At public hearings this summer on the draft energy
master plan presented by the Board of Public Utilities, environmental activists
called for a moratorium on state permits for proposed fossil fuel projects and
a quicker pace of moving utilities, transportation, businesses and homes to
non-polluting sources of energy.
“Act like your child’s life depends on it—because it
does,” Leslie Stevens, a former AT&T vice president who now teaches at
Stevens Institute of Technology and is a volunteer Climate Reality community
leader, said at a recent hearing in Newark.
“The reality of what’s happening now could have a
devastating effect on our future,” Newark City Council President Mildred Crump
said as she joined a rally of environmental activists in front of Seton Hall
Law School, where a draft energy plan hearing was held.

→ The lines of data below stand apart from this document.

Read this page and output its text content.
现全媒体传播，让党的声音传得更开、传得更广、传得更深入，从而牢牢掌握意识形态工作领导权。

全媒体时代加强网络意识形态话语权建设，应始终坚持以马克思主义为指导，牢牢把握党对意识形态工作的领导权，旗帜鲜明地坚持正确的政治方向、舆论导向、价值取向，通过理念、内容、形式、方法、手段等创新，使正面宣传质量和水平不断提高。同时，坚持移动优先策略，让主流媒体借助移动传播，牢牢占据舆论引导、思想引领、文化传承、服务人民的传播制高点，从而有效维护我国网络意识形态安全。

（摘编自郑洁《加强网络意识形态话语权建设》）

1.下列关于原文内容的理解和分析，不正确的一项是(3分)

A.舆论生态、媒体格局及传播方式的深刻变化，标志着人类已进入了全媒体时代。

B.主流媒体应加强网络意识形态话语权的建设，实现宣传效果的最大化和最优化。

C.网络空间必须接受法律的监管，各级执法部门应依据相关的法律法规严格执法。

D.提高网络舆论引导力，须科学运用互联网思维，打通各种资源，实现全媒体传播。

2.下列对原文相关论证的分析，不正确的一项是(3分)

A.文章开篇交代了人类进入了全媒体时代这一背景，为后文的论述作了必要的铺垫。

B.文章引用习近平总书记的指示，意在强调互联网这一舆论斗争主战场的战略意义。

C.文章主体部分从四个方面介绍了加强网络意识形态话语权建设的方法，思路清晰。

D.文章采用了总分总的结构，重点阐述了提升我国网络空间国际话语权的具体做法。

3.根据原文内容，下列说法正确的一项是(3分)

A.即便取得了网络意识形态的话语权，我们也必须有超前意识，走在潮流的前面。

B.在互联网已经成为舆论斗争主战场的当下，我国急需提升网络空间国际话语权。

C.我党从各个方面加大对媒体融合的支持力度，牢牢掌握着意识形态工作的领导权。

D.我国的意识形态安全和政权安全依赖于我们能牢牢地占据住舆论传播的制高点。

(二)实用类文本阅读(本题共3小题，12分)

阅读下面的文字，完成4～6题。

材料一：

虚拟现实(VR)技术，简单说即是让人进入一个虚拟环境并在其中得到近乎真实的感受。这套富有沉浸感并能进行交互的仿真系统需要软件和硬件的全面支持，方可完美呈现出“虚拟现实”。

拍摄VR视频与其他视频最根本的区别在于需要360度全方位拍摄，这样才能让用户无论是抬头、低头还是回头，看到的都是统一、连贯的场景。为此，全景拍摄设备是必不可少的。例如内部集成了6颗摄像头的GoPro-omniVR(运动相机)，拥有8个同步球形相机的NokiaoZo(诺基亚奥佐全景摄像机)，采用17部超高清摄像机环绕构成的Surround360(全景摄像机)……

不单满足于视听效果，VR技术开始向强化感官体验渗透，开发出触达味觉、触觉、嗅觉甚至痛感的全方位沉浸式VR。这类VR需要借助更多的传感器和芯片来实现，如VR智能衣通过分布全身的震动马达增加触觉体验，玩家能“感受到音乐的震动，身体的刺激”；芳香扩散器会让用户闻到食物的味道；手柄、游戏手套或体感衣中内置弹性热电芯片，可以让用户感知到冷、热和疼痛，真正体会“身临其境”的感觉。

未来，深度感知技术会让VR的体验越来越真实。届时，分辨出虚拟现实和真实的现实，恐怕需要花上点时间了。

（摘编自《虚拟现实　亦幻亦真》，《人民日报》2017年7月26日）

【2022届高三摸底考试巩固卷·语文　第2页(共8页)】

Flanked by union members, Kevin Brown, the state director
of 32BJ SEIU, said emphatically “we
need to end fossil fuels.” His union, he noted, represents more than 13,000 commercial,
residential and public school-contracted cleaners, security officers and
airport service workers in New Jersey. These workers live and work in
communities affected by air pollution. “Many of our members have asthma.”
In testimony before the
Board of Public Utilities energy master plan committee, Brown echoed a
statement he made earlier this year directed at Congress: “it’s more important
than ever that we come together to reduce greenhouse gasses, switch to
renewable energies and create strong, union jobs while ensuring a just
transition for impacted workers.”
“Newark is ground zero for
climate change,” said Kim Gaddy, environmental justice organizer for the South
Ward Environmental Alliance. Port of Newark activities involve 8,000 trucks
emitting diesel fumes daily, on top of constant aircraft and car traffic at one
of the nation’s busiest airports, amid clouds of smoke from a regional trash
incinerator, she stated. “It poisons our children now… We need zero emissions
at the port now.” She noted that technology exists to switch trucks and cars to
electric battery power.
“The draft plan ignores that we are already facing a
climate emergency,” added Paula Rogovin, an organizer of the Don’t Gas the
Meadowlands Coalition. Air quality in northern New Jersey was so bad from
ground-level ozone this summer that the state issued repeated health warnings,
she noted.
In response to the grassroots campaign, state Senator
Loretta Weinberg issued a statement to the news media last week announcing that
she and Assemblyman John McKeon have “introduced a resolution urging the
governor to impose a moratorium on fossil fuel projects in the state. There is
no reason to build new fossil-fuel guzzling infrastructure in 2019. We must
start taking responsibility for our future today—there is no time to waste.”